Lenten spirituality: Ways to accompany hurting people
By DAVID GIBSON, Catholic News Service | Published March 21, 2019
It ranks among life’s biggest temptations. Confronted by a highly difficult, ongoing life situation that feels overwhelming, a call to surrender hope begins to form within. Its tempting, weary words go like this:
“I have tried everything. Nothing works. I’ve given everything I possibly can.”
This kind of situation might involve you, or me, or someone else. Perhaps it emerges after a disappointing job loss, the decline of communication in a marriage, the impact of a death in the family or any number of other demanding situations able to leave a person feeling disheartened or at a loss for hope.
My personal desire to serve as a problem-solver may fall short in such situations.
The parable of the barren fig tree in the Gospel of Luke (13:6-9), familiar in Lent, involves such a temptation. Broadly speaking, it addresses the temptation to conclude that good reasons sometimes justify hope’s surrender.
As parables do, this one indicates that the most predictable response to a challenging situation may not be the most worthy response, particularly in God’s eyes.
For three years an orchard’s fig tree produced no figs. The owner then proposed that the gardener “cut it down.” It was exhausting the soil that held it.
Give the tree more time, the gardener recommended. “I shall cultivate the ground and fertilize it; it may bear fruit in the future.”
The gardener wanted to provide the tree a new chance to live.
Foreclosing on hope is never the solution the Christian vision proposes for difficult situations. But if I have tried everything I know of, the next step may be to try something I have not yet considered.
Maybe it is time to consider what it means to say that God’s ways are not my ways. Maybe it is time to ask whether my plans and formulas are insufficient to this situation. Among Christians this is the stuff of spirituality and prayer.
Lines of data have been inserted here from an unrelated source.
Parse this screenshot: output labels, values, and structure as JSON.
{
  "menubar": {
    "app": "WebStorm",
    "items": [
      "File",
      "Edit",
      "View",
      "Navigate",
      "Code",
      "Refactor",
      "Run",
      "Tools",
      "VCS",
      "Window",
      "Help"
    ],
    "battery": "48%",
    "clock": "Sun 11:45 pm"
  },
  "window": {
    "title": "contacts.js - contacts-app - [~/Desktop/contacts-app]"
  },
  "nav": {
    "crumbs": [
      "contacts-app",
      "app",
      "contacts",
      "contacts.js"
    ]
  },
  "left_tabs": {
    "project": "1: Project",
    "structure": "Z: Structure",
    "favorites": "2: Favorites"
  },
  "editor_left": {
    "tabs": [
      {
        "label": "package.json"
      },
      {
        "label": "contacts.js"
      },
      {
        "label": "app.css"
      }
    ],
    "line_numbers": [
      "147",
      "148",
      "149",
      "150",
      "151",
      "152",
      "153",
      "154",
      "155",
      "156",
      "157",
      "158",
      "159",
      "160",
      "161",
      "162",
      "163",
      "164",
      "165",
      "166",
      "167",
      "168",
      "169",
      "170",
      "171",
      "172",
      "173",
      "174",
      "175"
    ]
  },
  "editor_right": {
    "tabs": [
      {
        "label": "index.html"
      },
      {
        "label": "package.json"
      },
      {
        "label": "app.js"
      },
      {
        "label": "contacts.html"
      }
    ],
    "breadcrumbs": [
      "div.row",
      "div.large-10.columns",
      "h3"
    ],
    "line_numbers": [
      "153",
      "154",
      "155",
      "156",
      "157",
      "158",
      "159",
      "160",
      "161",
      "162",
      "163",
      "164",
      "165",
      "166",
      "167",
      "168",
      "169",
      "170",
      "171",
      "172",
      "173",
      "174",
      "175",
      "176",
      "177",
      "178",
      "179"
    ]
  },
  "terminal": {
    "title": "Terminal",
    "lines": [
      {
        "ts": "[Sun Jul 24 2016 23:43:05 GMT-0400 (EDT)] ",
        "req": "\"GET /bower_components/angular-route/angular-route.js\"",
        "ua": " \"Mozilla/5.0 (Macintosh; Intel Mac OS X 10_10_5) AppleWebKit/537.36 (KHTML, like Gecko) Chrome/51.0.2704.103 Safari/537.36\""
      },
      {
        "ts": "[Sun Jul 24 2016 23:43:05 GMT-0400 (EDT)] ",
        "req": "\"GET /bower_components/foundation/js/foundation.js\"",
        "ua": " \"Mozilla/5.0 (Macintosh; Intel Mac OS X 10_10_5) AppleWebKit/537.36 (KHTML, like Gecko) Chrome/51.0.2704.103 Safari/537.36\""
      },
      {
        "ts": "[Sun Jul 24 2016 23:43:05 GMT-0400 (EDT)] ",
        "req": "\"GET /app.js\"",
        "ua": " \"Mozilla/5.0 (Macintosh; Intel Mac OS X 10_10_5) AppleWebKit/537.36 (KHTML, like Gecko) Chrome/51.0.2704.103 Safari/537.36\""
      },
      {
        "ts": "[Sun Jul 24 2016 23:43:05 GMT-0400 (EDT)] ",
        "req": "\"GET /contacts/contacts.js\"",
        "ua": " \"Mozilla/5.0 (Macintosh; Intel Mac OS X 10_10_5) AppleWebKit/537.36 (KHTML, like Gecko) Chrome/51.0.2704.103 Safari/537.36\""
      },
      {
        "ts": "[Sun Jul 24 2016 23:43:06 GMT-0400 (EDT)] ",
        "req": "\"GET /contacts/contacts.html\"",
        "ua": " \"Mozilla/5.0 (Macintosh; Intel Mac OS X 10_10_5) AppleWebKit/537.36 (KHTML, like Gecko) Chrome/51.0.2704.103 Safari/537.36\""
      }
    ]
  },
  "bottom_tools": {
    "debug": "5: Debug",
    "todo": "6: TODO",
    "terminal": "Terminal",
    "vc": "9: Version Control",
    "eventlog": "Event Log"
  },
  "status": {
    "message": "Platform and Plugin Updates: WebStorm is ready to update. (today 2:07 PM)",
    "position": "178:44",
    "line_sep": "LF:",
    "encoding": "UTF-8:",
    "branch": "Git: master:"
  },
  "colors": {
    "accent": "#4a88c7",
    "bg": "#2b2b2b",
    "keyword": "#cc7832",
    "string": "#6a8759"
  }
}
It is a call to spiritual growth.
Surrendering a sense of self-sufficiency in the face of this outsize challenge could be a good thing. Benedictine Father Benoit Standaert says in “Spirituality: An Art of Living” that “left to our own devices” we may be led into a rather “exhausting life.” He writes:
“Great fruitfulness springs from a life that maintains access to the Source. … The key thing is to safeguard the true source of vitality, and we do that by a slight shift in the center of our existence. ‘I live, no longer I, but Christ lives in me’” (Gal 2:20).
Let’s assume that the difficult situations I mention involve not me or you, but someone else whose hopes appear dashed. Should prayer on behalf of this person adopt a new form, asking God to enable us to see and hear that he already is working in his or her life?
Listening more than speaking is one avenue to knowing this person in a new way. Prepare to be surprised. Attentive listening could provide hints of the way God is active here and now, though not in the way presupposed—not in “my way.”
The final document of the October 2018 session of the world Synod of Bishops on young people includes a valuable discussion of listening. It calls listening “the manner in which God himself relates to his people.”
It views listening as a way to demonstrate respect for someone else. Listening, it points out, “requires humility, patience, readiness and a commitment to formulate answers in a new way.”
An added benefit is that listening “transforms the hearts of those who do it,” according to the synod. Listening approaches others in a way that allows their own questions “to emerge in their freshness.”
So listening is part of a dialogue, a two-way interchange. Pope Francis talks about a “personal dialogue” in which another person “speaks and shares his or her joys, hopes and concerns.” It is a gentle and respectful dialogue.
Listening is one way to “accompany” another person. Pope Francis frequently highlights accompaniment as a crucial need of our times.
The 2018 synod’s document provides a “profile of the accompanier,” who should be “balanced, a listener, a person of faith and prayer who has the measure of his own weaknesses and frailties.”
A “good accompanier” does not try “to impose his own will” on others, or take “center stage,” or adopt “possessive and manipulative attitudes that create dependence,” the synod document insists.
A revitalized sense of hope, the hope of making a fresh start, is needed in very difficult human situations like those I describe. “Hope means we have a future,” Archbishop John Quinn said in 1995.
But “hope is not the absence of the cross,” according to this former San Francisco archbishop. Hope, nonetheless, unleashes “the energies of imagination” so that “we are not afraid to dream.”
Like the risen Christ, who walked alongside two disciples making their way to Emmaus after his passion (Lk 24:13-35), good accompaniers walk alongside hurting people, cultivating their capacity to dream again.
Gibson served on Catholic News Service’s editorial staff for 37 years.